Quote Originally Posted by Pork Chop View Post
On a side note, Fujiwara deserves some mention. He was not really a kyokushin guy, though he had a shodan in sh!to ryu and trained under Kurosaki, who was in that first group of kyokushin guys who lost and also created Mejiro gym (and thus gave birth to Dutch Muay Thai). Kurosaki trained muay thai in thailand and gained an intimate knowledge of the style.

The funny thing to me about the superiority complex kung fu guys have regarding muay thai (especially ring muay thai) is that kung fu didn't fare well against muay thai even back in the day, check out those fights from the 20s...

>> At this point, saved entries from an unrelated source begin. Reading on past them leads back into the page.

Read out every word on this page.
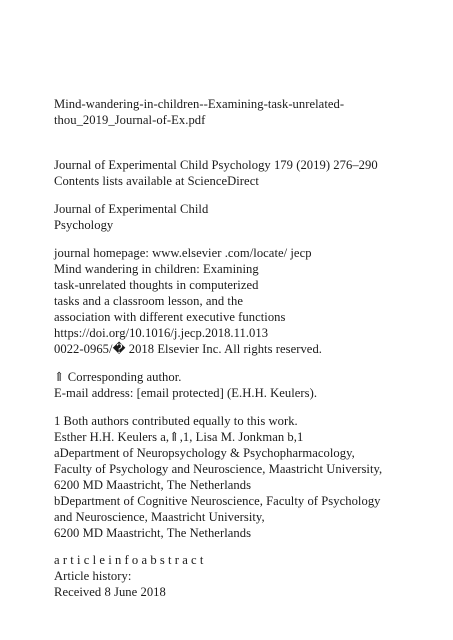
Mind-wandering-in-children--Examining-task-unrelated-
thou_2019_Journal-of-Ex.pdf
Journal of Experimental Child Psychology 179 (2019) 276–290
Contents lists available at ScienceDirect
Journal of Experimental Child
Psychology
journal homepage: www.elsevier .com/locate/ jecp
Mind wandering in children: Examining
task-unrelated thoughts in computerized
tasks and a classroom lesson, and the
association with different executive functions
https://doi.org/10.1016/j.jecp.2018.11.013
0022-0965/� 2018 Elsevier Inc. All rights reserved.
⇑ Corresponding author.
E-mail address: [email protected] (E.H.H. Keulers).
1 Both authors contributed equally to this work.
Esther H.H. Keulers a,⇑,1, Lisa M. Jonkman b,1
aDepartment of Neuropsychology & Psychopharmacology,
Faculty of Psychology and Neuroscience, Maastricht University,
6200 MD Maastricht, The Netherlands
bDepartment of Cognitive Neuroscience, Faculty of Psychology
and Neuroscience, Maastricht University,
6200 MD Maastricht, The Netherlands
a r t i c l e i n f o a b s t r a c t
Article history:
Received 8 June 2018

The few guys who can hang with muay thai fighters in the ring, train like ring fighters - with round timers, bags, pads, gloves, and sparring; not with a lot of forms and fancy postures. The techniques that they succeed with tend to be simple strikes & throws, not overly-intricate techniques, crazy stances, or fancy animal shapes. If a guy comes along just doing forms & stances, fights with them, and succeeds; more power to him. but this sense of superiority because muay thai doesn't spend a lot of time with those low percentage training methodologies is friggin ridiculous.
Good points.
Though I often got the feeling that the sense of superiority over Muay Thai in the past among some kung fu stylists (at least overseas) was more often a nationalistic thing, more than it was MT's fewer stances, less if any form work, etc. Although, I do remember years ago reading a Hong Kong kung fu magazine from about the mid-1970s, after the Thais decimated a team from HK. There were some 'reaction articles' featuring some well-known masters who talked about techniques that 'should' beat MT and their 'too few techniques'. Kind of a coulda-shoulda-woulda reaction.